There’s a quiet devastation in Ian Roland’s new single, ‘Some Way of Life’, the kind that creeps in not with melodrama, but with recognition. Backed by delicate instrumentation and tender lyrical restraint, the track sifts through the emotional rubble of a relationship frayed by time, tension, and the unanswered question of how two people can coexist without collateral damage.
Roland’s songwriting feels personal and vast. The repetition of the title phrase doesn’t just serve as a refrain, it becomes a mantra, a plea, a thesis. With each pass, the meaning shifts slightly: from weary resignation to quiet hope, from frustration to longing. The arrangement walks a fine line between folk warmth and chamber pop elegance. It’s understated but rich, layered yet never cluttered. Mishkin Fitzgerald’s piano and harmonies add a ghostly lift, while Dave Coomber and James Chapman keep the rhythm grounded in something earthy and human.

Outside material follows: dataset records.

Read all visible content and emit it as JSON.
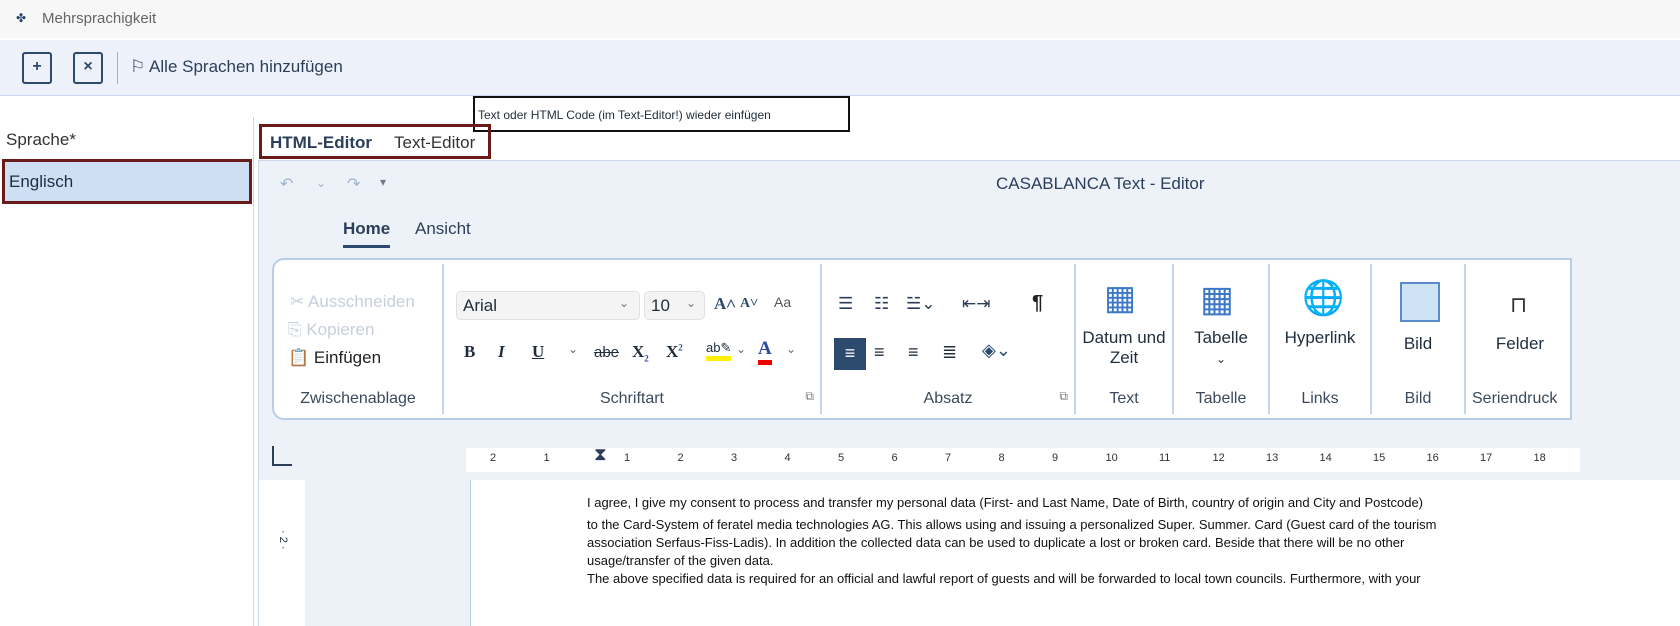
{
  "window": {
    "title": "Mehrsprachigkeit"
  },
  "toolbar": {
    "add_label": "Alle Sprachen hinzufügen"
  },
  "tooltip": "Text oder HTML Code (im Text-Editor!) wieder einfügen",
  "left": {
    "header": "Sprache*",
    "items": [
      "Englisch"
    ]
  },
  "editor_tabs": [
    "HTML-Editor",
    "Text-Editor"
  ],
  "editor": {
    "title": "CASABLANCA Text - Editor",
    "ribbon_tabs": [
      "Home",
      "Ansicht"
    ],
    "clipboard": {
      "cut": "Ausschneiden",
      "copy": "Kopieren",
      "paste": "Einfügen",
      "label": "Zwischenablage"
    },
    "font": {
      "name": "Arial",
      "size": "10",
      "label": "Schriftart"
    },
    "paragraph": {
      "label": "Absatz"
    },
    "text": {
      "button": "Datum und Zeit",
      "label": "Text"
    },
    "table": {
      "button": "Tabelle",
      "label": "Tabelle"
    },
    "links": {
      "button": "Hyperlink",
      "label": "Links"
    },
    "image": {
      "button": "Bild",
      "label": "Bild"
    },
    "mail": {
      "button": "Felder",
      "label": "Seriendruck"
    }
  },
  "ruler": [
    "2",
    "1",
    "1",
    "2",
    "3",
    "4",
    "5",
    "6",
    "7",
    "8",
    "9",
    "10",
    "11",
    "12",
    "13",
    "14",
    "15",
    "16",
    "17",
    "18"
  ],
  "document": {
    "lines": [
      " I agree, I give my consent to process and transfer my personal data (First- and Last Name, Date of Birth, country of origin and City and Postcode)",
      "to the Card-System of feratel media technologies AG. This allows using and issuing a personalized Super. Summer. Card (Guest card of the tourism",
      "association Serfaus-Fiss-Ladis). In addition the collected data can be used to duplicate a lost or broken card. Beside that there will be no other",
      "usage/transfer of the given data.",
      "The above specified data is required for an official and lawful report of guests and will be forwarded to local town councils. Furthermore, with your"
    ]
  }
}
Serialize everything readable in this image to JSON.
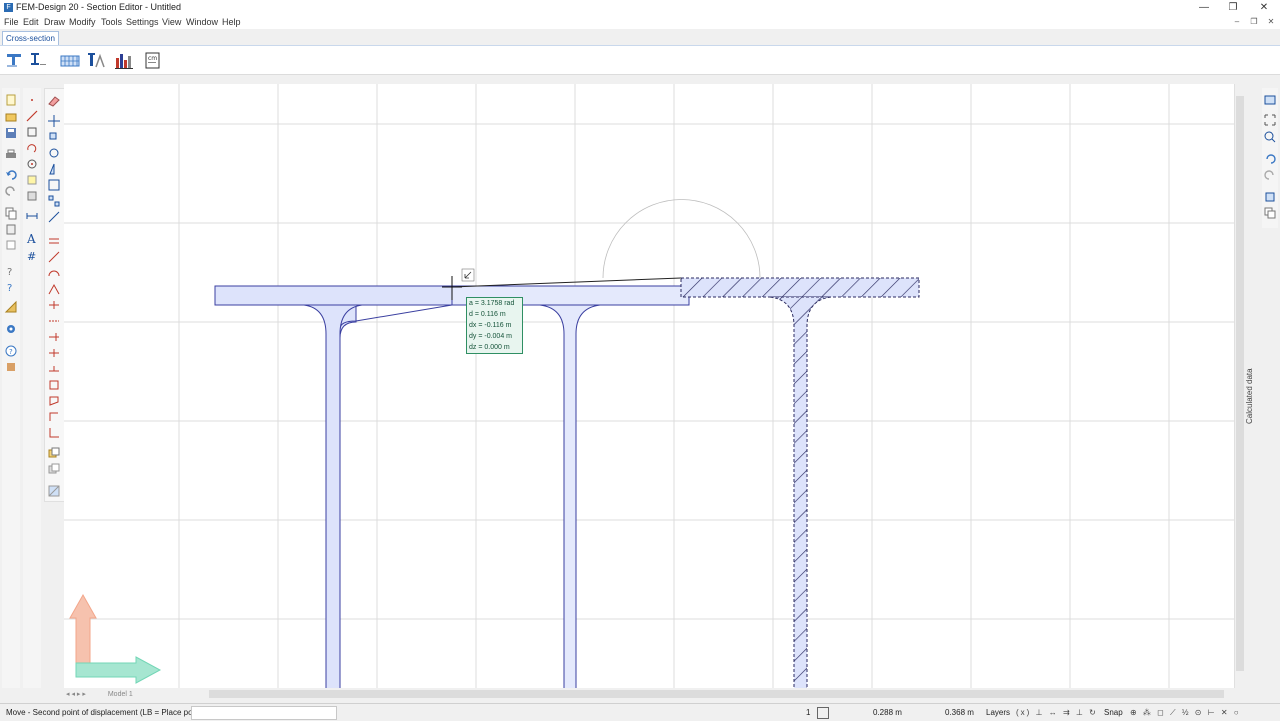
{
  "window": {
    "title": "FEM-Design 20 - Section Editor - Untitled",
    "controls": [
      "—",
      "❐",
      "✕"
    ]
  },
  "menu": [
    "File",
    "Edit",
    "Draw",
    "Modify",
    "Tools",
    "Settings",
    "View",
    "Window",
    "Help"
  ],
  "ribbon": {
    "tab": "Cross-section",
    "buttons": [
      "section-icon",
      "profile-icon",
      "grid-icon",
      "text-style-icon",
      "chart-icon",
      "units-icon"
    ]
  },
  "tooltip": {
    "rows": [
      "a  =  3.1758 rad",
      "d  =   0.116 m",
      "dx =  -0.116 m",
      "dy =  -0.004 m",
      "dz =   0.000 m"
    ]
  },
  "canvas_tabs": {
    "nav": "◂ ◂ ▸ ▸",
    "model": "Model 1"
  },
  "right_panel": {
    "label": "Calculated data"
  },
  "status": {
    "prompt": "Move - Second point of displacement (LB = Place point) :",
    "count": "1",
    "x": "0.288 m",
    "y": "0.368 m",
    "layers": "Layers",
    "snap": "Snap"
  },
  "colors": {
    "section_fill": "#dde3fb",
    "section_stroke": "#3a3fa0",
    "hatch": "#2a2a60",
    "tooltip_bg": "#e8f5ef",
    "tooltip_border": "#2f8f63",
    "axis_y": "#f3a68a",
    "axis_x": "#73d6b6"
  }
}
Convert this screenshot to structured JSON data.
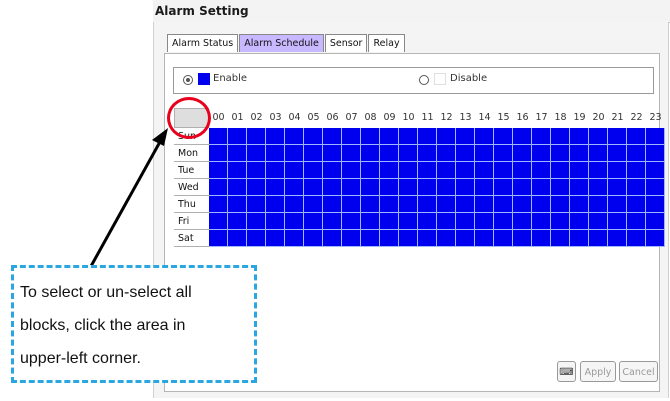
{
  "header": {
    "title": "Alarm Setting"
  },
  "tabs": [
    {
      "label": "Alarm Status",
      "active": false
    },
    {
      "label": "Alarm Schedule",
      "active": true
    },
    {
      "label": "Sensor",
      "active": false
    },
    {
      "label": "Relay",
      "active": false
    }
  ],
  "mode": {
    "enable_label": "Enable",
    "disable_label": "Disable",
    "selected": "enable",
    "enable_color": "#0000ee",
    "disable_color": "#ffffff"
  },
  "schedule": {
    "hours": [
      "00",
      "01",
      "02",
      "03",
      "04",
      "05",
      "06",
      "07",
      "08",
      "09",
      "10",
      "11",
      "12",
      "13",
      "14",
      "15",
      "16",
      "17",
      "18",
      "19",
      "20",
      "21",
      "22",
      "23"
    ],
    "days": [
      "Sun",
      "Mon",
      "Tue",
      "Wed",
      "Thu",
      "Fri",
      "Sat"
    ],
    "enabled_color": "#0000ee",
    "all_enabled": true
  },
  "buttons": {
    "apply": "Apply",
    "cancel": "Cancel",
    "keyboard_icon": "keyboard-icon"
  },
  "callout": {
    "lines": [
      "To select or un-select all",
      "blocks, click the area in",
      "upper-left corner."
    ],
    "border_color": "#2aa7e0"
  },
  "highlight_color": "#e8001c"
}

There’s no easy resolution here, and that’s exactly the point. ‘Some Way of Life’ resists the tidy arc of most relationship songs. Instead, it captures the liminal space between rupture and repair- the hard, necessary work of unlearning harm and searching for something gentler in its place. It’s about living with the damage while still daring to believe there’s another way forward.
For fans of introspective lyricism and finely crafted arrangements- somewhere between Nick Drake’s poetic melancholy and the widescreen sincerity of Elbow- Ian Roland’s latest feels like a quiet revelation. ‘Some Way of Life’ doesn’t shout for your attention. It’s earnt line by line, note by note, breath by breath.